Too many times I’ve been excited by an artist on record and been so disappointed when seeing them live, so I’d say one golden rule is to only ever foray onto the live scene when the proposition is fully realised. The industry is so quick to cast judgement on a new artist, and you only really get one opportunity to “reveal” yourself to media, so making a strong first impression is paramount.

There are so many variables to consider when judging a successful show; there are obvious things like the quality of live sound and lighting, but also factors like styling, having real fans in the room, or whether a singer is ready to hold the attention of a live audience. Sometimes it must be considered that an early live performance can do more harm than good.

Related: how Eventbrite can help you to sell out your next gig

The best live music events I’ve been to

I recently saw Muse on their UK and European tour, and if you needed an example of how to deliver a mind blowing arena show, this was it. Performed in the round at the O2 in London, to see a three-piece command such an enormous space with relative ease whilst also experimenting with groundbreaking technology to deliver interactive visuals (not to mention a multitude of drones…!) really was inspiring for myself and everyone involved.

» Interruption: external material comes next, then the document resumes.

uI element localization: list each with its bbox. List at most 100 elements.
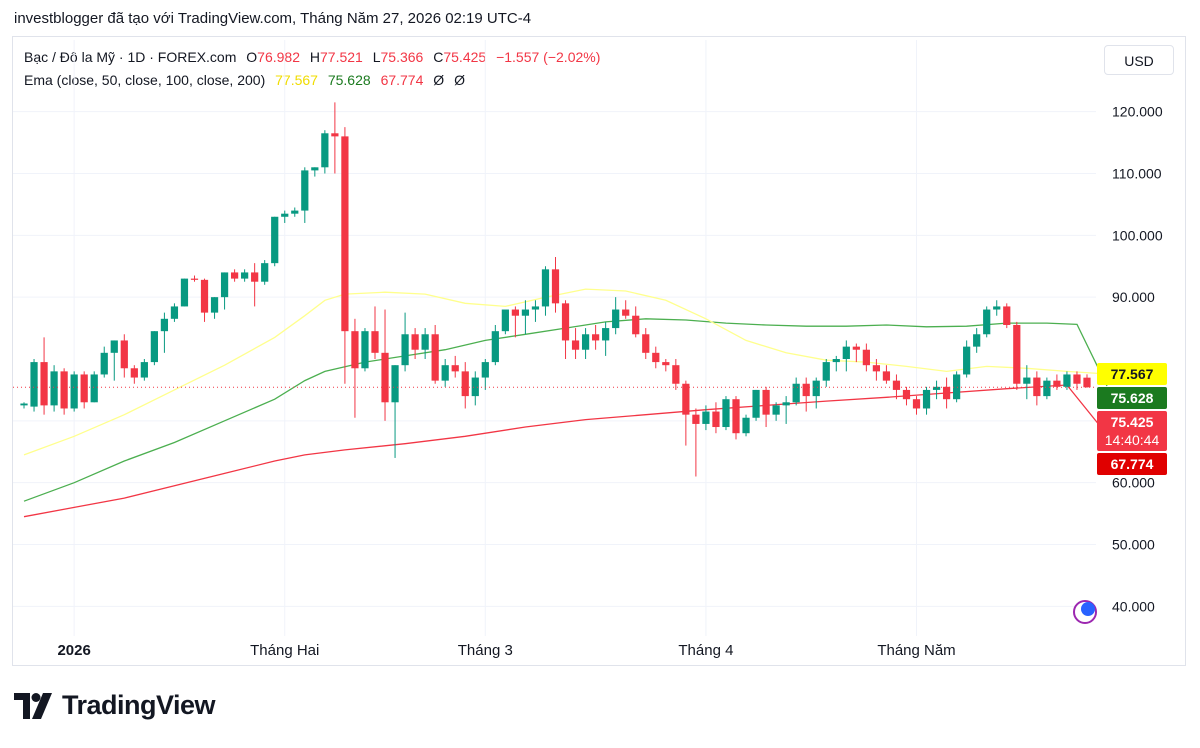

I also have to mention one of our artists Bring Me The Horizon, who have constantly delivered some of the best live shows I’ve ever seen, but outdid themselves recently when they performed with an orchestra and choir for the Teenage Cancer Trust at the Royal Albert Hall. To transpose their repertoire of songs for a space so alien to rock music in such a convincing way was an incredible achievement, and for anyone who wasn’t there you can experience it from at home, whilst also donating to a very worthy cause, by buying the DVD here (sorry for the plug!).